***
Tentu saja setiap anak akan merasa bahagia dan merasa memiliki rumah ketika kedua orang tuanya mengerti keadaannya dan selalu sada untuknya. Memang jarang sekali orang tua yang mengerti anaknya meskipun mereka selalu berada di rumah. Tak sedikit anak yang merasa tidak pernah dimengerti karena memang beberapa orang tua yang cuek dan menganggap anak mereka itu baik baik saja. Padahal aslinya, perang batin dan pikiran berlebih selalu menyerang mereka. Selain memendamya, mereka hanya bisa diam saja. Sama halnya yang sering Ailee alami sejak lama.
Dia tidak butuh psikiater, dia hanya butuh kasih sayang. Ailee benar benar haus akan kasih sayang. Dia tidak pernah bisa merasakan kasih sayang yang benar benar tulus, mungkin. Tapi sekarang ada Kalingga. Semoga saja pria itu tidak sama dengan orang orang yang selalu mengecewakannya.
Selesai makan malam, Ailee langsung membuka modul pelajaran yang besok akan diujiankan. Sebenarnya sudah satu jam lamanya dia mempelajari itu dan sudah mengingat semuanya. Tidak perlu waktu lagi, karena Ailee sudah sering mempelajarinya.
Ailee duduk terdiam diatas sofa. Ia meluruskan kakinya dan menyelipkan kedua tangannya seperti bersidekap dada. Pikirannya berkelana, mengenai beberapa bisnis yang ditawarkan papinya. Dia tertarik dan ingin mengambilnya. Namun entah kenapa ada sedikit keraguan. Dia ragu mengambil bisnis itu sebab dia minim pengetahuan bisnis. Papinya sudah pasti akan mengajarinya, namun entah kapan. Mengingat pria paruh baya itu selalu sibuk.
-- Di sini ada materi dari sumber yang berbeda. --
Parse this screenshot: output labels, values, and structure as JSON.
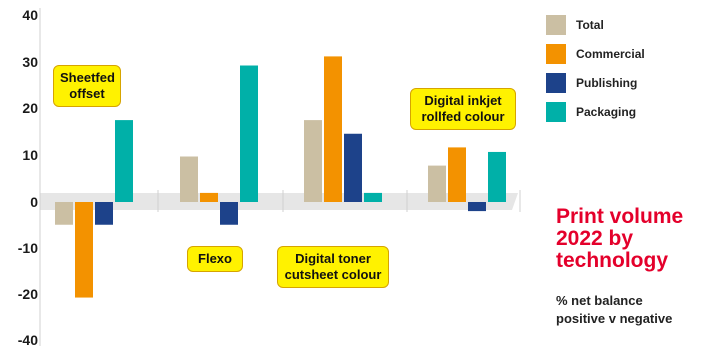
{
  "chart_data": {
    "type": "bar",
    "title": "Print volume\n2022 by\ntechnology",
    "subtitle": "% net balance\npositive v negative",
    "categories": [
      "Sheetfed offset",
      "Flexo",
      "Digital toner cutsheet colour",
      "Digital inkjet rollfed colour"
    ],
    "category_labels": [
      "Sheetfed\noffset",
      "Flexo",
      "Digital toner\ncutsheet colour",
      "Digital inkjet\nrollfed colour"
    ],
    "series": [
      {
        "name": "Total",
        "color": "#cbbfa3",
        "values": [
          -5,
          10,
          18,
          8
        ]
      },
      {
        "name": "Commercial",
        "color": "#f39200",
        "values": [
          -21,
          2,
          32,
          12
        ]
      },
      {
        "name": "Publishing",
        "color": "#1d428a",
        "values": [
          -5,
          -5,
          15,
          -2
        ]
      },
      {
        "name": "Packaging",
        "color": "#00b0a8",
        "values": [
          18,
          30,
          2,
          11
        ]
      }
    ],
    "yticks": [
      40,
      30,
      20,
      10,
      0,
      -10,
      -20,
      -40
    ],
    "ylabel": "",
    "xlabel": "",
    "legend_position": "top-right"
  }
}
Ailee sudah mengantuk, Kalingga juga pastinya sibuk. Pria itu bilang jika malam ini dia akan belajar bisnis bersama papinya. Pastinya setelah belajar dia akan tidur juga. Ailee pun membereskan buku buku yang barusan dia baca dan menyimpannya kembali pada tempatnya. Ia juga memasukan buku yang perlu ia masukan ke dalam tasnya dan naik ke atas tempat tidur setelah semuanya selesai.
Ailee membuka room chatnya dengan Kalingga. Tidak ada balasan pesan dari pria itu. Sepertinya Kalingga memang sibuk. Ailee pun mengirimkannya pesan
Brx. Fox
Ailee bobo duluan ya? Jangan begadang besok masih ujian. Nice dream my handsome man❤️
Ailee menyimpan ponselnya di nakas yang ada di sebelah tempat tidurnya. Dia menarik selimut untuk menutupi tubuhnya dan tidur terlelap dengan cepat. Ailee memang akan seperti itu jika dia sudah kelelahan belajar. Dia pasti akan cepat tertidur. Semoga saja Kalingga tidak marah karena malam ini tidak ada sleep call seperti biasanya.
***
Sembilan jam berlalu, gelapnya malam hari sudah diganti dengan terangnya pagi. Cuacanya sangat cerah, bahkan matahari sudah menyorot sejak tadi. Ailee sudah bangun dan sudah mandi. Dia sedang memunggu jemputan, Kalingga mengiriminya pesan jika dia akan menjemput Ailee seperti biasanya. Ailee tentu saja mengiyakannya, lumayan bisa memeluk Kalingga juga.
"Brixy sayang, bekalnya," ucap Cya. Wanita itu menyodorkan sebuah paper bag berisi makanan untuk anaknya.
"Kan udah dibilang gak usah ma," ucap Ailee.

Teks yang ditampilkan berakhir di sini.